This method is in some ways quite similar to [frequency encoding](categorical-frequency).
We are taking a single categorical variable, and turning it into a single numeric categorical variable.
This is a trained and supervised method since we are using the outcome of our modeling problem to guide the way this method is estimated.
In the most simple formulation, target encoding is done by replacing each level of a categorical variable with the mean of the target variable within said level.
The target variable will typically be the outcome, but that is not necessarily a requirement.
:::: {.callout-caution}
# TODO
show motivated example of what happens when this method is applied to constant predictor. It would take full information of the outcome and become a perfect predictor.
:::
Consider the following example data set
```{r}
#| label: dog-cat-example
#| echo: false
animals <- tibble::tibble(
cuteness = c(1, 5, 9, 3, 2, 4),
animal = c("dog", "cat", "cat", "cat", "dog", "horse")
)
knitr::kable(animals)
```
If we were to calculate target encoding on `animal` using `cuteness` as the target, we would first need to calculate the mean of `cuteness` within each
```{r}
#| label: animals_means
#| echo: false
#| message: false
library(dplyr)
animals_means <- animals |>
summarise(
math = paste(cuteness, collapse = " + "),
math = if_else(length(cuteness) == 1,
paste0(math, " / 1"),
paste0("(", math, ") / ", length(cuteness))),
mean = mean(cuteness),
.by = animal
)
knitr::kable(animals_means)
```
Taking these means we can now use them as an encoding
```{r}
#| label: example-table
#| echo: false
animals |>
left_join(animals_means, by = join_by(animal)) |>
select(-animal, -math) |>
rename(animal = mean) |>
knitr::kable()
```
From the above example, we notice 3 things.
Firstly, once the calculations have been done, applying the encoding to new data is a fairly easy procedure as it amounts to a left join.
Lastly, how will this method handle unseen levels?
Let us think about the unseen levels first.
If we have no information about a given class.
This could happen in at least two different ways.
Because the level is truly unseen because the company was just started and wasn't known in the training data set.
Or because the known level wasn't observed, e.i.
no Sundays in the training data set.
Regardless of the reason, we will want to give these levels a baseline number.
For this, we can use the mean value of the target, across all of the training data set.
So for our toy example, we have a mean cuteness of `r mean(animals$cuteness)`, which we will assign to any new animal.

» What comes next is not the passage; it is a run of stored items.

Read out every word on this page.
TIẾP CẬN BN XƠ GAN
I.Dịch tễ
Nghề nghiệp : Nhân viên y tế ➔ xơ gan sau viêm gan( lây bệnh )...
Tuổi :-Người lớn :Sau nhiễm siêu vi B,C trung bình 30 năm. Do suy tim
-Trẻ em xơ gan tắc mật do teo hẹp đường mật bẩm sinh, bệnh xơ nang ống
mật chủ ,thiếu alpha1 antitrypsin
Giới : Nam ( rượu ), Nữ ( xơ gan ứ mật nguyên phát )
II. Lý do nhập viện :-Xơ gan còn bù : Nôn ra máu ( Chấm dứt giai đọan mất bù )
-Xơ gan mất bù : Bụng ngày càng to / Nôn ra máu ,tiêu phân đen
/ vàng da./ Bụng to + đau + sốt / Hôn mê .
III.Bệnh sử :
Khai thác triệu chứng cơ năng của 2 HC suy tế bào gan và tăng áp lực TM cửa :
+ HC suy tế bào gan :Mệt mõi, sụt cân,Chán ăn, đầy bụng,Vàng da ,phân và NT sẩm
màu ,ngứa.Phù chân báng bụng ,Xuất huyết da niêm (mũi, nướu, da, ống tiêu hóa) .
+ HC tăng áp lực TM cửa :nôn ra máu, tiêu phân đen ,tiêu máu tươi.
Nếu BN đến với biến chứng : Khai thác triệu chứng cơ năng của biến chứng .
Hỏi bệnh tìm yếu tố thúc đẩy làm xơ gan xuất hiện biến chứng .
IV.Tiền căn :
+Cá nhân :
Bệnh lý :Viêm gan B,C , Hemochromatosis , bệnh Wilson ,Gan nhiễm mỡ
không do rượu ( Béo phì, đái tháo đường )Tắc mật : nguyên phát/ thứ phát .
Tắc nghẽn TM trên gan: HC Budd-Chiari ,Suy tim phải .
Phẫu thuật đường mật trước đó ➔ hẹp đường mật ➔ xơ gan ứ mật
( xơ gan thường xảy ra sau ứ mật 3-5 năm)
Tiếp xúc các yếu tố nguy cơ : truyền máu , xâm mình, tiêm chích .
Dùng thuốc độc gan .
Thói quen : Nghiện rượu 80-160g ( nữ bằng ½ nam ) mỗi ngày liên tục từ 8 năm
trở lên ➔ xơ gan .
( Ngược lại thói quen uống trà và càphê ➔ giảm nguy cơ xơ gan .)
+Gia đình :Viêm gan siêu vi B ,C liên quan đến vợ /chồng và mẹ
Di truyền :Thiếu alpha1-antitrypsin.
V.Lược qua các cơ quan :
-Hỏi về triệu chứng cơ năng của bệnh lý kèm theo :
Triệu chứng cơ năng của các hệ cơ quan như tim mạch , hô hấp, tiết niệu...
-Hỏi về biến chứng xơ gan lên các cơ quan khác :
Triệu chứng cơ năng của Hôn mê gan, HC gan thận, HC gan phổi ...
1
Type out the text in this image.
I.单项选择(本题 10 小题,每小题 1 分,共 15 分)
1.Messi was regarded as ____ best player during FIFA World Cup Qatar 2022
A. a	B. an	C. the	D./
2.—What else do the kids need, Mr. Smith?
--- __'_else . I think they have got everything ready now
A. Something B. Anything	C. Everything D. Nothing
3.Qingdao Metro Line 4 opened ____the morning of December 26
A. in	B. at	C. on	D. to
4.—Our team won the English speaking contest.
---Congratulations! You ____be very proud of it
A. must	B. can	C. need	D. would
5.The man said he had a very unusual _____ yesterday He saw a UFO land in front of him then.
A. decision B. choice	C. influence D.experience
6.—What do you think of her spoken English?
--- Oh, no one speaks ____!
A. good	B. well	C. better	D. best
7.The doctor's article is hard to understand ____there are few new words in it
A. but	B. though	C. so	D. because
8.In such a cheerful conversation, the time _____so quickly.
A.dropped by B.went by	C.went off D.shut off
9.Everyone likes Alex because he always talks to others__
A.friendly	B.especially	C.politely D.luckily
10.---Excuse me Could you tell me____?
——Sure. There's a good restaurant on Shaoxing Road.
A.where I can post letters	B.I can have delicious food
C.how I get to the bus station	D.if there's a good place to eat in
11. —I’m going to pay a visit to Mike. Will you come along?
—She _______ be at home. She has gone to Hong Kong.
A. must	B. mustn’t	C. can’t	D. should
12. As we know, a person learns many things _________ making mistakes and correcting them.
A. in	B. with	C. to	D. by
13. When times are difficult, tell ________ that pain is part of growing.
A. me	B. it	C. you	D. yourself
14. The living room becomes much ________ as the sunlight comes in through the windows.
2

This value is by no means a good value, but it is an educated guess that can be calculated with ease.
This also means that regardless of the distribution of the target, these values can be calculated.
We have so far talked about target encoding, from the perspective of a regression task.
But target encoding is not limited to numeric outcomes, but can be used in classification settings as well.
In the classification setting, where we have a categorical outcome, instead of calculating the mean of the target variable, we need to figure something else out.
It could be calculating the probability of the first level, or we could try to go more linear by converting them to log odds.
Now everything works as before.
::: callout-caution
# TODO
find good example
:::
A type of data that is sometimes seen is hierarchical categorical variables.
Typical examples are city-state and region-subregion.
With hierarchical categorical variables you often end up with many levels, and target encoding can be used on such data, and can even use the hierarchical structure.
The encoding is calculated like normal, but the smoothing is done on a lower level than at the top.
So instead of adjusting by the global mean, you smooth by the level below it.
## Low count groups {#sec-target-low-count-groups}
Target encoding as described in this chapter,
doesn't apply smoothing to the statistics that are calculated.
Depending on the data it won't have too bad of a negative effect.
This subsection goes over what happens if one or more of the groups have few counts.
It will at the same time act as the main motivation,
for why you shouldn't be using the base form of target encoding as described in this chapter,
and instead use one with smoothing as seen in @sec-categorical-glmm.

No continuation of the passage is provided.